En 1982, Brian Mulroney, alors président de l’Iron Ore et qui deviendra deux ans plus tard premier ministre du Canada, ferme la mine et la ville laissant derrière des équipements rouillés, des édifices publics démolis et des déchets miniers.
Les Innus et les Naskapis mettent la main sur le train
Il faudra cependant attendre jusqu’en 2005 avant que les Innus et les Naskapis ne mettent la main sur la portion nord de la ligne de chemin de fer entre Emerill au Labrador et Schefferville. Le coût : un dollar symbolique.
La Quebec North Shore and Labrador (QNSL) avait menacé de fermer définitivement cette portion de la ligne de chemin de fer, geste qui aurait isolé Innus et Naskapis du reste du monde.
Il y a toujours l’avion à 1000 $ le billet aller-retour pour Sept-Îles. Un prix inaccessible pour la très grande majorité.
La fierté retrouvée
Tshiuetin Vollant, comme Simon-Pierre Astor, est mécanicien de locomotive. Par pur hasard, il porte le même prénom que le train. Prendre les commandes d’une locomotive constitue sa passion.
La propriété du train aurait même changé le regard des non-Autochtones sur les Innus.
« Ça a permis de se faire respecter, parce que notre bilan et notre travail [ont démontré] qu’on est capables de l’exploiter correctement [sans compter] que les clients sont aussi les propriétaires. C’est à nous, et il faut le garder. Il n’y a personne dans les communautés qui voudrait laisser partir ça. »
Même son de cloche pour James Bérubé, le directeur des opérations de Tshiuetin, un Naskapi originaire de Kawawachikamach, à une quinzaine de kilomètres de Schefferville.
Tshiuetin, selon les années, reçoit entre 1,5 et 2 millions de dollars en subvention d’Ottawa. Un programme qui vise à favoriser le transport en région éloignée et qui ne touche que la partie du transport des passagers.
Tshiuetin a aussi un contrat avec la minière indienne (de l’Inde!) Tata Steel. Le département du transport du minerai est rentable, assure James Bérubé.
Tshiuetin Vollant conduit aussi de temps à autre des trains remplis de minerais sortis des entrailles du Nitassinan. Du minerai de fer envoyé en Asie.
Il se rappelle son expédition entre Uashat et Schefferville en canot, histoire de suivre les traces de ses ancêtres.

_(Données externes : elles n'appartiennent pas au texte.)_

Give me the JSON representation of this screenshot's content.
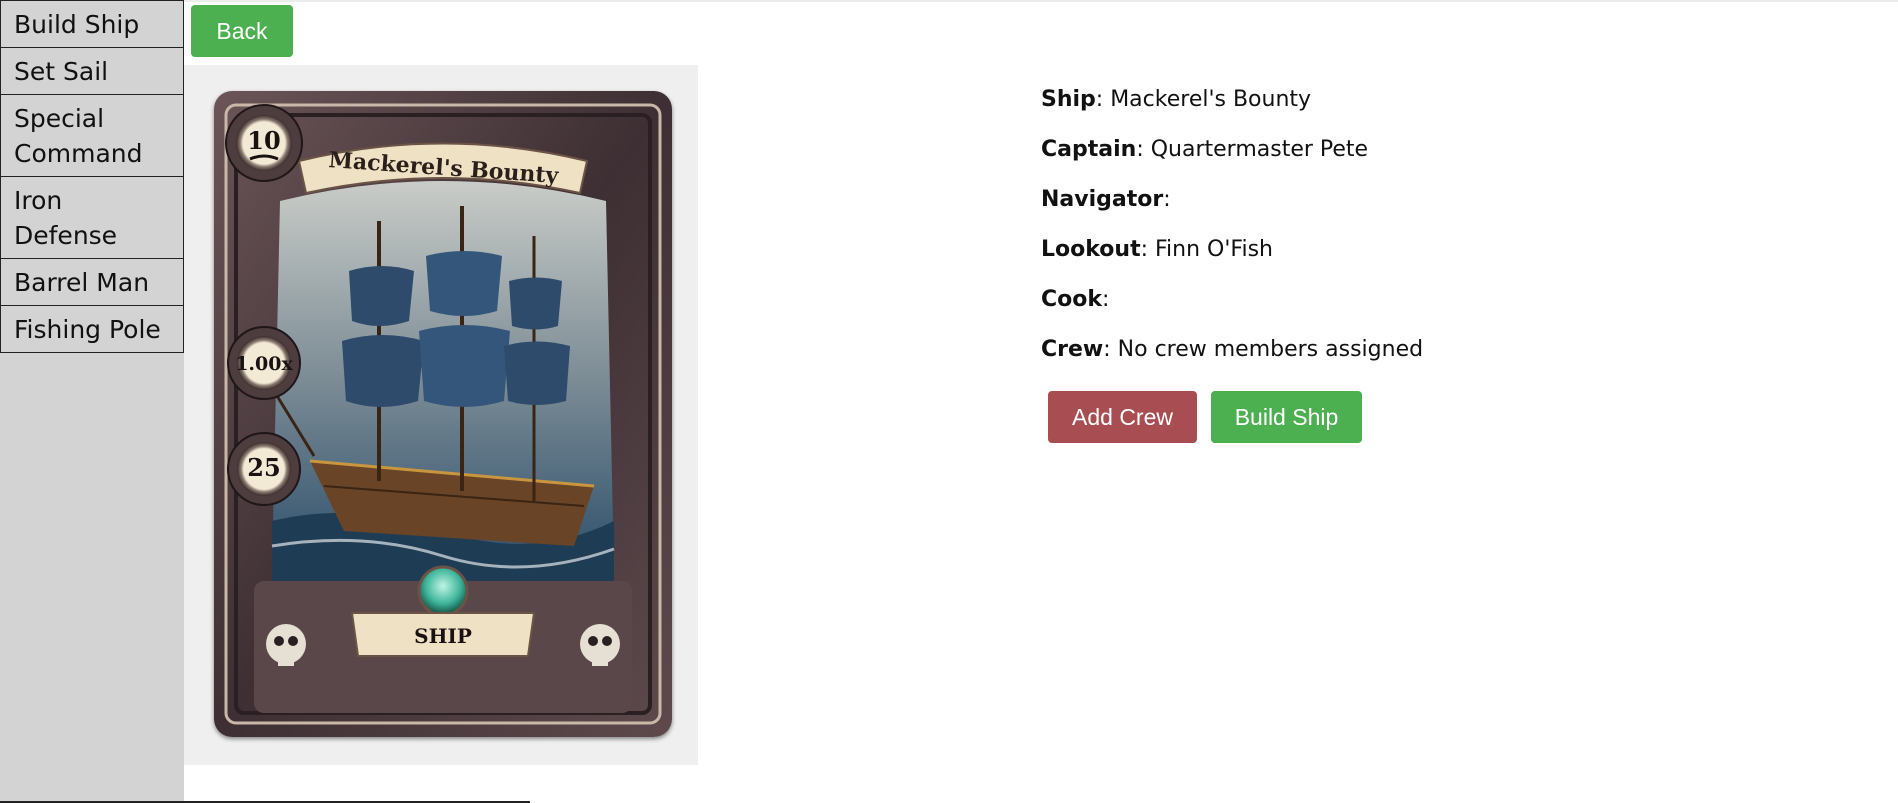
{
  "sidebar": {
    "items": [
      {
        "label": "Build Ship"
      },
      {
        "label": "Set Sail"
      },
      {
        "label": "Special Command"
      },
      {
        "label": "Iron Defense"
      },
      {
        "label": "Barrel Man"
      },
      {
        "label": "Fishing Pole"
      }
    ]
  },
  "toolbar": {
    "back_label": "Back"
  },
  "card": {
    "title": "Mackerel's Bounty",
    "type_label": "SHIP",
    "stat_top": "10",
    "stat_middle": "1.00x",
    "stat_bottom": "25",
    "colors": {
      "frame": "#4a3a3e",
      "scroll": "#efe2c4",
      "sea": "#2d4f6b",
      "gem": "#3fb59a"
    }
  },
  "details": {
    "ship_label": "Ship",
    "ship_value": ": Mackerel's Bounty",
    "captain_label": "Captain",
    "captain_value": ": Quartermaster Pete",
    "navigator_label": "Navigator",
    "navigator_value": ":",
    "lookout_label": "Lookout",
    "lookout_value": ": Finn O'Fish",
    "cook_label": "Cook",
    "cook_value": ":",
    "crew_label": "Crew",
    "crew_value": ": No crew members assigned"
  },
  "actions": {
    "add_crew_label": "Add Crew",
    "build_ship_label": "Build Ship"
  },
  "theme": {
    "green": "#4caf50",
    "red": "#a84e52",
    "sidebar_bg": "#d3d3d3",
    "panel_bg": "#efefef"
  }
}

« Quand je ramais à contre-courant sur la rivière Moisie, je pensais à mon grand-père qui regardait passer le train et qui n’avait pas le droit de le prendre. Les temps ont bien changé. Aujourd’hui, c’est nous qui décidons ceux qui montent dans le train et ceux qui ne montent pas. »
Une douce revanche… nommée Tshiuetin.